Bill targets tobacco sales

Businesses selling products to minors would face civil fines

March 23, 2001|By Larry Carson | Larry Carson,SUN STAFF

Howard County merchants who sell tobacco products to minors would face civil fines under a bill submitted yesterday to the County Council.

County Executive James N. Robey said at a news conference that if the bill is approved in May, he would hire a Health Department inspector - paid from state tobacco settlement funds - to enforce the law. It is the second measure since December aimed at curbing youth smoking. A law prohibiting self-service tobacco product displays in stores took effect last month.

"Tobacco sales to minors have been illegal since the 1880s, but you wouldn't know it," Robey said, adding that recent school surveys show that 21.4 percent of middle and high school students use tobacco.

Burdening police with enforcing the law as a criminal offense doesn't work well, he said, which is why he wants Howard to join Montgomery County in trying a different approach.

Howard police received 88 complaints and issued 173 criminal citations last year for tobacco sales to minors. But Robey said police often have more urgent tasks and filing criminal charges is the wrong way to deal with the problem.

Using a civil approach "sends a message that this is a serious health threat, not a crime," he said. The bill exempts vending machines, which are state-regulated.

The proposed county law is more specific than the old criminal statute, Robey said, and provides escalating fines ranging from $50 to $1,000 - depending on the circumstances of the sale and the number of offenses.

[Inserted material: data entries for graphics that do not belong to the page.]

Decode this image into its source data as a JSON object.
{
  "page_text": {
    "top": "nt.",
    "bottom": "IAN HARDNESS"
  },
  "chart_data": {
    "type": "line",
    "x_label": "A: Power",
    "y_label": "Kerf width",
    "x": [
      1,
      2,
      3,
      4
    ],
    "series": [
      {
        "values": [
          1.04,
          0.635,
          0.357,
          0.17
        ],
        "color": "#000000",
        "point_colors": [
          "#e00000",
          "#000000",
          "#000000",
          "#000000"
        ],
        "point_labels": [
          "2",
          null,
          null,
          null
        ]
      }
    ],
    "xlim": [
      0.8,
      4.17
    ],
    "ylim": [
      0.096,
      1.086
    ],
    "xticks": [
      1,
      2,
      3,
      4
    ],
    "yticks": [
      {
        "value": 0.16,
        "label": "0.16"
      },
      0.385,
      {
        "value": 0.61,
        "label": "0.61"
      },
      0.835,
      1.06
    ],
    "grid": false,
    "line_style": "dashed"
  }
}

The bill would prohibit selling cigarette rolling papers and coupons redeemable for tobacco products, though it would allow teen-age store clerks to sell the products as part of their jobs. It also exempts sales to people with a "valid identification" that shows the buyer is at least 18.

Dr. Diane Matuszak, county health officer, said her department will use tobacco settlement money to pay overtime for police to work tobacco sales cases until July, when two new health inspectors should be trained and ready. The new employees would make inspections and respond to complaints.

Preventing youths from smoking is important, said Mark Breaux, president of the Smoke Free Howard County Coalition, because "we can never un-addict as many smokers as the tobacco industry addicts."

The County Council unanimously approved a bill in December that bans self-service tobacco displays in stores, again following Montgomery County's example. No industry representative went to Ellicott City to oppose the measure, although tobacco industry lobbyist Bruce Bereano has said he believes only the state can legally regulate the industry.

The law also excludes vending machines, but imposes fines of up to $250 for a first violation and a maximum of $1,000 for a fourth.

County health inspectors will enforce this law as well. The bill was hailed by anti-tobacco activists, who said it also would help deter cigarette shoplifting by youths. It didn't take effect until last month because the council allowed stores 60 days to alter displays.